Далее я хотела привести один из примеров динамики развития личности мальчика с диагнозом РДА с использованием методов игровой и песочной терапии. Имя мальчика изменено.
Антон поступил на терапию по запросу его родителей. Запрос родителей звучал следующим образом. В 2002- году, когда Антону было 1,5 года, в семье сложилась кризисная ситуация. Отец потерял работу. Старшему ребенку – сестре Антона в то время исполнилось шесть лет, началась подготовка к школе и ее перевели из одного детского сада в другой. Для девочки ситуация оказалась стрессовой, у нее обострилась бронхиальная астма, первый приступ которой совпал с рождением брата. Мама Антона во многом переключила свое внимание на дочь и не сразу заметила изменения, происходящие в поведении сына (из анамнеза известно, что он родился с асфиксией головного мозга). Антон постепенно начал терять уже приобретенные навыки, проявлять сильный негативизм. Сложившийся небольшой словарный запас стал уменьшаться. Но, по-настоящему, тревога возникла тогда, когда Антон перестал откликаться на свое имя, перестал реагировать на них и на сестру – не замечал их прихода и ухода, часами мог сидеть и играть в конструктор.

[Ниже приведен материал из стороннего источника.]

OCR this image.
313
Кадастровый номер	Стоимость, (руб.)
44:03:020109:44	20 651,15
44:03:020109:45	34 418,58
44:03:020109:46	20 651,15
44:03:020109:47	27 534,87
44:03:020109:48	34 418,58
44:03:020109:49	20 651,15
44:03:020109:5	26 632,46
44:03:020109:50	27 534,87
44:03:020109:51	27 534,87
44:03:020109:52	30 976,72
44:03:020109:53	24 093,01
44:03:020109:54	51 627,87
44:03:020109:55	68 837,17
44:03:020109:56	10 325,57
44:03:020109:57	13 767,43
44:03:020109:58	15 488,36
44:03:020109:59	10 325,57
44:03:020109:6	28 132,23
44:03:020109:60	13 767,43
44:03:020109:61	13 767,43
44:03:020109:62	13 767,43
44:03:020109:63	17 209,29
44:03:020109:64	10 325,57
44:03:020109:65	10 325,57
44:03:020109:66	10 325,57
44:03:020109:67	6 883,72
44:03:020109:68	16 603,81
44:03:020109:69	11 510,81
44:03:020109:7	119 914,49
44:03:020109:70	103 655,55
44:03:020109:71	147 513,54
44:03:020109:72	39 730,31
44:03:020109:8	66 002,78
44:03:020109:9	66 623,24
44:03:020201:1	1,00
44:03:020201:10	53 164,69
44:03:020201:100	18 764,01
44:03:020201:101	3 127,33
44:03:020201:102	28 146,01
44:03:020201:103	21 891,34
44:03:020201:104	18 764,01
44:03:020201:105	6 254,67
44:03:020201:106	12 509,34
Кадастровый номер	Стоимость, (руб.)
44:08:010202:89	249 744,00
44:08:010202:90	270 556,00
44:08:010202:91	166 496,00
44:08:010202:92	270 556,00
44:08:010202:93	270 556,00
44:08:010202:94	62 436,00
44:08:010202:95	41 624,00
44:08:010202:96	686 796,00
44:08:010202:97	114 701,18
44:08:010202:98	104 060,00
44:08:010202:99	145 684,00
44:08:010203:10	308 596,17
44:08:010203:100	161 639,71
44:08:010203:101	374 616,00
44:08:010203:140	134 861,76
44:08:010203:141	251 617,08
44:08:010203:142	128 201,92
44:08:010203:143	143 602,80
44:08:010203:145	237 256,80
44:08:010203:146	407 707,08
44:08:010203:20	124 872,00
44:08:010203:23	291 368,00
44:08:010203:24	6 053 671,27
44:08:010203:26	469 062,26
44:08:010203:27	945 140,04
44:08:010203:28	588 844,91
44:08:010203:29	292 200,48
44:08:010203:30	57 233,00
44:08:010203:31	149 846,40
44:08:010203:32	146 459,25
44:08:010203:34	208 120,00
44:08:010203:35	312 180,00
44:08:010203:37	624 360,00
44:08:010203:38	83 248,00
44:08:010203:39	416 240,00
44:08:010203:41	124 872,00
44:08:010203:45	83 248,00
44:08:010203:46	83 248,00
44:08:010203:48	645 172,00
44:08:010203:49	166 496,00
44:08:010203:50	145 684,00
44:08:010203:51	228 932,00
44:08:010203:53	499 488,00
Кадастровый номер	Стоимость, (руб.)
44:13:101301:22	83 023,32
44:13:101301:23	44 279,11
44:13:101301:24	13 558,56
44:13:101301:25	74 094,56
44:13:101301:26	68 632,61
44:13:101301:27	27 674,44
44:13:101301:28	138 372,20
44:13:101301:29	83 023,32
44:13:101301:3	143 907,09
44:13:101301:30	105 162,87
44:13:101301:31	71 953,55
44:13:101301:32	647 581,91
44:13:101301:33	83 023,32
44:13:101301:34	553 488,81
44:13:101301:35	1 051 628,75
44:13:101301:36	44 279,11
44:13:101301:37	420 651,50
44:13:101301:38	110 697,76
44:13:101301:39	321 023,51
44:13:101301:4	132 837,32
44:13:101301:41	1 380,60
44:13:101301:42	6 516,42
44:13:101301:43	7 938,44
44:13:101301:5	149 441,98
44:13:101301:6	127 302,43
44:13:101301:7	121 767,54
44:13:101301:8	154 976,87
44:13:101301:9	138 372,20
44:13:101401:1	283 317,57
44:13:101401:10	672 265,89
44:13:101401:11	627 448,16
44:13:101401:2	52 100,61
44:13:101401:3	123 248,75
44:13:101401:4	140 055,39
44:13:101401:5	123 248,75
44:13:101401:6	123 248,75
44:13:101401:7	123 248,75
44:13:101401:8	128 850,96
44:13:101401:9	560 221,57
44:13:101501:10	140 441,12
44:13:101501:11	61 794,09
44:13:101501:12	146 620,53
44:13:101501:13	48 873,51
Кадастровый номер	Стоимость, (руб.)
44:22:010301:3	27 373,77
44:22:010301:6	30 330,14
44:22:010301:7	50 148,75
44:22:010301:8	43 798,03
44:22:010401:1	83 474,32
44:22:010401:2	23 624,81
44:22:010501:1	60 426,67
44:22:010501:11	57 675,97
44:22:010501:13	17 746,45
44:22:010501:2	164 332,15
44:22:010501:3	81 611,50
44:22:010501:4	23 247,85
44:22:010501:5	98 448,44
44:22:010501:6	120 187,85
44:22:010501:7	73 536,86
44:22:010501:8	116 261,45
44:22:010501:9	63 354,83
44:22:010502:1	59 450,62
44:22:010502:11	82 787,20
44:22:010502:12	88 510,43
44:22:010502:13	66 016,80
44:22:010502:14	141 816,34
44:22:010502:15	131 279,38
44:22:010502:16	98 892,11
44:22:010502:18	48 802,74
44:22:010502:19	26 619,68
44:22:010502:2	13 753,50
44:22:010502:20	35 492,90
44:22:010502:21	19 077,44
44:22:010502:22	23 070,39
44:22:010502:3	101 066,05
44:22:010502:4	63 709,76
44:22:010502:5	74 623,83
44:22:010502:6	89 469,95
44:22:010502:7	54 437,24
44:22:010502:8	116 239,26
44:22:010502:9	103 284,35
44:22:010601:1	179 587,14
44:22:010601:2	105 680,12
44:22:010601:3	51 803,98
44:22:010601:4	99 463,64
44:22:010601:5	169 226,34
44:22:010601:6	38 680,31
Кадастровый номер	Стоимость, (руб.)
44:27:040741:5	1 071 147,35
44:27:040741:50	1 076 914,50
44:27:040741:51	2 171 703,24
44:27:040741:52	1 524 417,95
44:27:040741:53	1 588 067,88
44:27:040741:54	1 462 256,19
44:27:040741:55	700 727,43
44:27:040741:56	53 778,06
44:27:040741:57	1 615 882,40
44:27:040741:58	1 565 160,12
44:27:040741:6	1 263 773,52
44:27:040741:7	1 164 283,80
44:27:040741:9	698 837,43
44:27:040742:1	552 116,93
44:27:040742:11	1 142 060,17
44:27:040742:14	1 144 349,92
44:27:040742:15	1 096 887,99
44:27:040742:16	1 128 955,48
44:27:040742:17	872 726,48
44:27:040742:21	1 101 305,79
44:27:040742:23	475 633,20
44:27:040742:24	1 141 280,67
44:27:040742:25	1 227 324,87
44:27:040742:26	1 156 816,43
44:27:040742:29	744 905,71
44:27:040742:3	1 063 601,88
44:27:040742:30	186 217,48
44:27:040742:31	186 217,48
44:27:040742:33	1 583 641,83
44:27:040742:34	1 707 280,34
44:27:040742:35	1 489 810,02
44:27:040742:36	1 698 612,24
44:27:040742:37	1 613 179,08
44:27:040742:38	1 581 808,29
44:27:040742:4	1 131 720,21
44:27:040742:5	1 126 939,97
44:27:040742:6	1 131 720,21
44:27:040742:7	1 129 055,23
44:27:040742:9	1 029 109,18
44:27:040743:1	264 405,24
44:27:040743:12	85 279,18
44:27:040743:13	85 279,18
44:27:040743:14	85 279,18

На первой встрече во время моей беседы с родителями Антон проявлял сильную тревогу, бился головой о стол, не замечал родителей. В игровой комнате его заинтересовал конструктор и счетный материал (квадраты и кружочки), который он стал раскладывать и сортировать: квадраты к квадратам, кружочки к кружочкам. Когда у него не открывалась коробочка, где лежал счетный материал, он жестами показывал, что просит помочь ему ее открыть. Слов не произносил. Я стала подставлять свои ладони, чтобы он мог в них что-то положить. Таким образом, я пыталась выстроить диалог в игре и показать Антону, что можно играть и со мной, и что это лучше и интереснее, чем играть одному.

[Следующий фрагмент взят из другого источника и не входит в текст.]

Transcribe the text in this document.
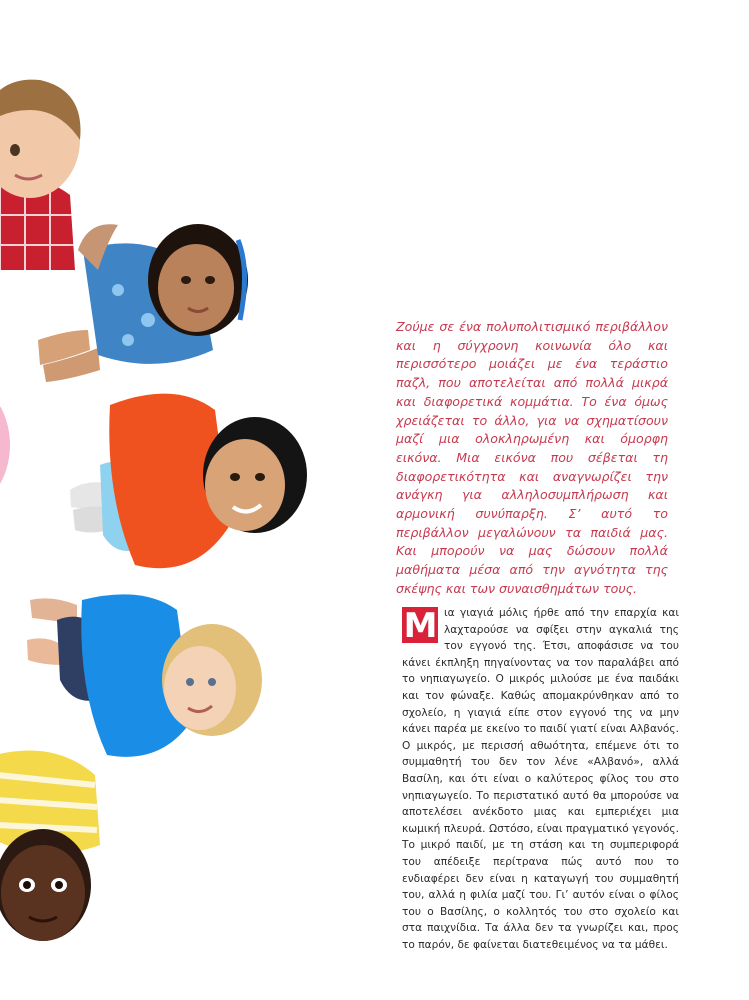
Ζούμε σε ένα πολυπολιτισμικό περιβάλλον και η σύγχρονη κοινωνία όλο και περισσότερο μοιάζει με ένα τεράστιο παζλ, που αποτελείται από πολλά μικρά και διαφορετικά κομμάτια. Το ένα όμως χρειάζεται το άλλο, για να σχηματίσουν μαζί μια ολοκληρωμένη και όμορφη εικόνα. Μια εικόνα που σέβεται τη διαφορετικότητα και αναγνωρίζει την ανάγκη για αλληλοσυμπλήρωση και αρμονική συνύπαρξη. Σ’ αυτό το περιβάλλον μεγαλώνουν τα παιδιά μας. Και μπορούν να μας δώσουν πολλά μαθήματα μέσα από την αγνότητα της σκέψης και των συναισθημάτων τους.

Μ ια γιαγιά μόλις ήρθε από την επαρχία και λαχταρούσε να σφίξει στην αγκαλιά της τον εγγονό της. Έτσι, αποφάσισε να του κάνει έκπληξη πηγαίνοντας να τον παραλάβει από το νηπιαγωγείο. Ο μικρός μιλούσε με ένα παιδάκι και τον φώναξε. Καθώς απομακρύνθηκαν από το σχολείο, η γιαγιά είπε στον εγγονό της να μην κάνει παρέα με εκείνο το παιδί γιατί είναι Αλβανός. Ο μικρός, με περισσή αθωότητα, επέμενε ότι το συμμαθητή του δεν τον λένε «Αλβανό», αλλά Βασίλη, και ότι είναι ο καλύτερος φίλος του στο νηπιαγωγείο. Το περιστατικό αυτό θα μπορούσε να αποτελέσει ανέκδοτο μιας και εμπεριέχει μια κωμική πλευρά. Ωστόσο, είναι πραγματικό γεγονός. Το μικρό παιδί, με τη στάση και τη συμπεριφορά του απέδειξε περίτρανα πώς αυτό που το ενδιαφέρει δεν είναι η καταγωγή του συμμαθητή του, αλλά η φιλία μαζί του. Γι’ αυτόν είναι ο φίλος του ο Βασίλης, ο κολλητός του στο σχολείο και στα παιχνίδια. Τα άλλα δεν τα γνωρίζει και, προς το παρόν, δε φαίνεται διατεθειμένος να τα μάθει.
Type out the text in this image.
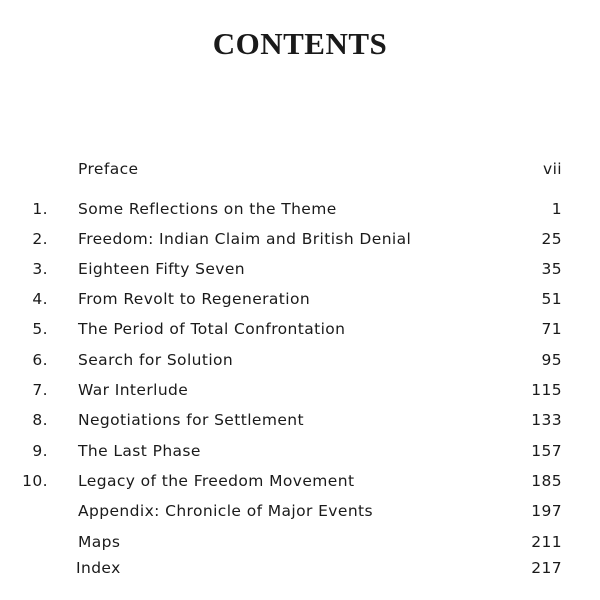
CONTENTS
Preface	vii
1. Some Reflections on the Theme	1
2. Freedom: Indian Claim and British Denial	25
3. Eighteen Fifty Seven	35
4. From Revolt to Regeneration	51
5. The Period of Total Confrontation	71
6. Search for Solution	95
7. War Interlude	115
8. Negotiations for Settlement	133
9. The Last Phase	157
10. Legacy of the Freedom Movement	185
Appendix: Chronicle of Major Events	197
Maps	211
Index	217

Уже со второй сессии он принял мое предложение, и мы стали играть вместе. Антон отказался от игры в конструктор и перешел к песочнице. На этот же раз он, как будто впервые, заметил, что остался один без мамы и расплакался. Это были его первые слезы в терапии. К этому времени родители забыли, когда он плакал в последний раз. Так к нему стали возвращаться чувства. Однако дальше процесс пошел значительно медленнее.
На втором месяце работы мама заметила, что Антон стал более активным, откликался на свое имя. Позже и дольше стал засыпать, начал болеть, требовал, чтобы мама спала вместе с ним, очень сложно стал расставаться с ней перед игровой комнатой.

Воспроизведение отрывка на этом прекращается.